What year is it? Is TAS considered canon right now or not? It seems to change every year or so.
TAS was canon (I guess) from 1974-1986.
Gene Roddenberry declared it non-canon in 1986, though I don't think anyone knew about that until 1988. (There was a much less developed sense of "canon" back then, with only 79 episodes + movies to deal with). TAS remained indisputably non-canon from 1986 until 2003. This was reinforced by the principal reference work of the time, the
Star Trek Encyclopedia.
In 2003, Memory Alpha launched, and it quickly became the most important
Star Trek canon resource on the planet, to the point where actual production staff regularly used or even contributed to it. It was (and is) famously stringent about its canon policy, which helped keep the resource clean and usable for everyone. Except for one thing: from the very beginning of its existence, Memory Alpha has considered TAS canon. Why?

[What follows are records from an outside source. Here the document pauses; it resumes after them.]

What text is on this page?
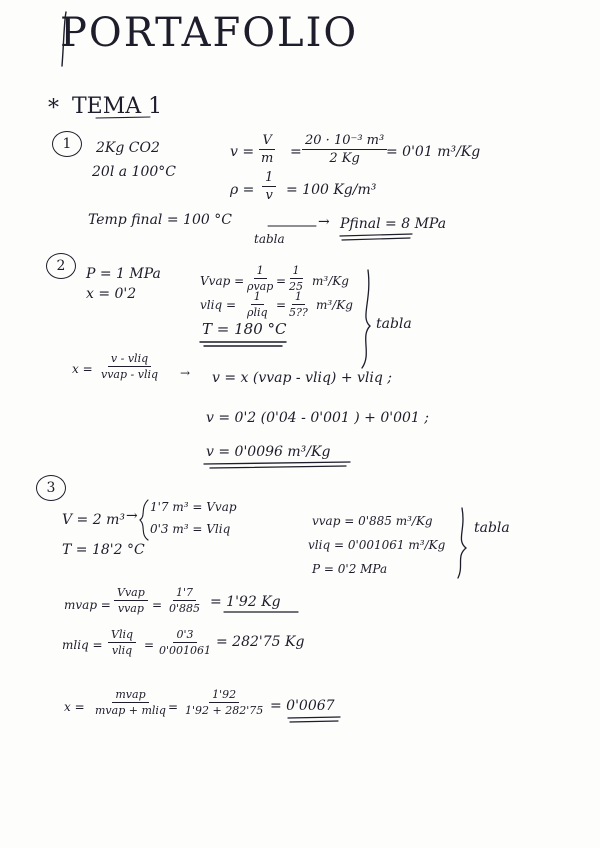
PORTAFOLIO
* TEMA 1
1	2Kg CO2
20l a 100°C
$v = \frac{V}{m} = \frac{\text{20 · 10⁻³ m³}}{2 Kg}$
= 0'01 m³/Kg
$\rho = \frac{1}{v} = 100$ Kg/m³
Temp final = 100 °C
tabla
→ Pfinal = 8 MPa
2	P = 1 MPa
x = 0'2
Vvap =
1
$\rho vap = \frac{1}{25} m^3/Kg$
vliq =
1
ρliq
= $\frac{1}{5??} m^3/Kg$
T = 180 °C	tabla
x =
v - vliq
vvap - vliq → v = x (vvap - vliq) + vliq ;
v = 0'2 (0'04 - 0'001 ) + 0'001 ;
v = 0'0096 m³/Kg
3
V = 2 m³ →
1'7 m³ = Vvap
0'3 m³ = Vliq
T = 18'2 °C
vvap = 0'885 m³/Kg
vliq = 0'001061 m³/Kg
P = 0'2 MPa
tabla
mvap =
Vvap
vvap = $\frac{1'7}{0'885} = 1'92$ Kg
mliq =
Vliq
vliq = $\frac{0'3}{0'001061} = 282'75$ Kg
x =
mvap
mvap + mliq = $\frac{1'92}{1'92 + 282'75} = 0'0067$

Because it wants to. That's it. M-A knew TAS was non-canon, but counted it as canon anyway, just 'cause it could.
When you're the most important canon resource on the Internet, that's a big old deal.
From 2003-2006, the canonicity of TAS was increasingly disputed. Public pressure on CBS to canonize TAS mounted... and, with the release of the TAS DVD set, Official Star Trek caved.

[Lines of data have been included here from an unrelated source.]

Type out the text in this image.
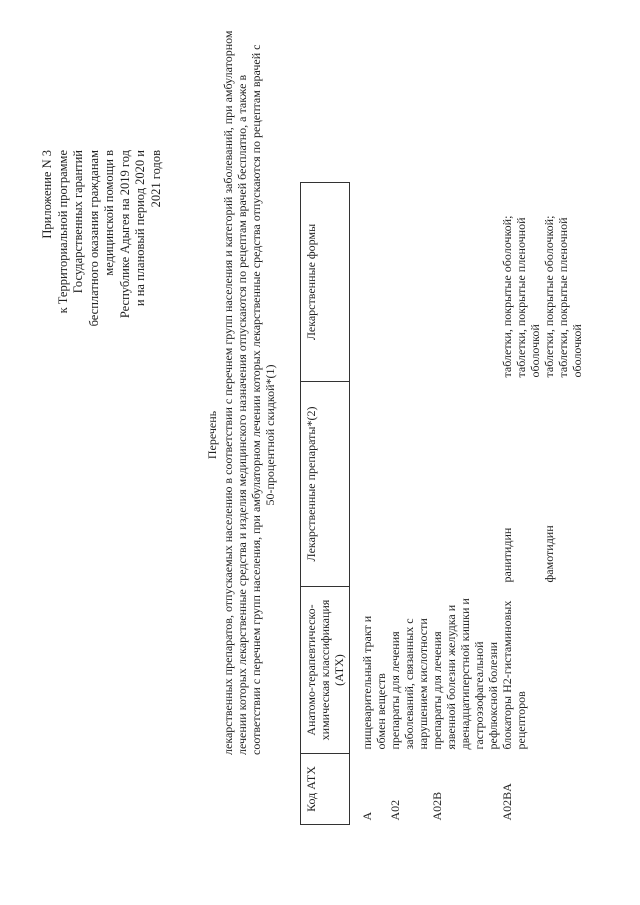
Приложение N 3 к Территориальной программе Государственных гарантий бесплатного оказания гражданам медицинской помощи в Республике Адыгея на 2019 год и на плановый период 2020 и 2021 годов
Перечень лекарственных препаратов, отпускаемых населению в соответствии с перечнем групп населения и категорий заболеваний, при амбулаторном лечении которых лекарственные средства и изделия медицинского назначения отпускаются по рецептам врачей бесплатно, а также в соответствии с перечнем групп населения, при амбулаторном лечении которых лекарственные средства отпускаются по рецептам врачей с 50-процентной скидкой*(1)
Код АТХ	Анатомо-терапевтическо-химическая классификация (АТХ)	Лекарственные препараты*(2)	Лекарственные формы

A	пищеварительный тракт и обмен веществ		
A02	препараты для лечения заболеваний, связанных с нарушением кислотности		
A02B	препараты для лечения язвенной болезни желудка и двенадцатиперстной кишки и гастроэзофагеальной рефлюксной болезни		
A02BA	блокаторы Н2-гистаминовых рецепторов	ранитидин	таблетки, покрытые оболочкой; таблетки, покрытые пленочной оболочкой

		фамотидин	таблетки, покрытые оболочкой; таблетки, покрытые пленочной оболочкой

Star Trek was at its nadir, with no
Star Trek on the air and the Abrams movie hadn't been announced yet. Canonizing TAS was about the only thing you could do to generate excitement about
Trek in 2006.
There were a couple more years of people questioning whether the StarTrek.com acceptance of it was "reallllly" canonizing it, but that ended by, oh, probably 2008.
TAS has been canon ever since. People have been
surprised to find that TAS is canon, and people have been
annoyed that TAS is canon (it took me a decade to warm up to it), but CBS has been pretty consistent that it is.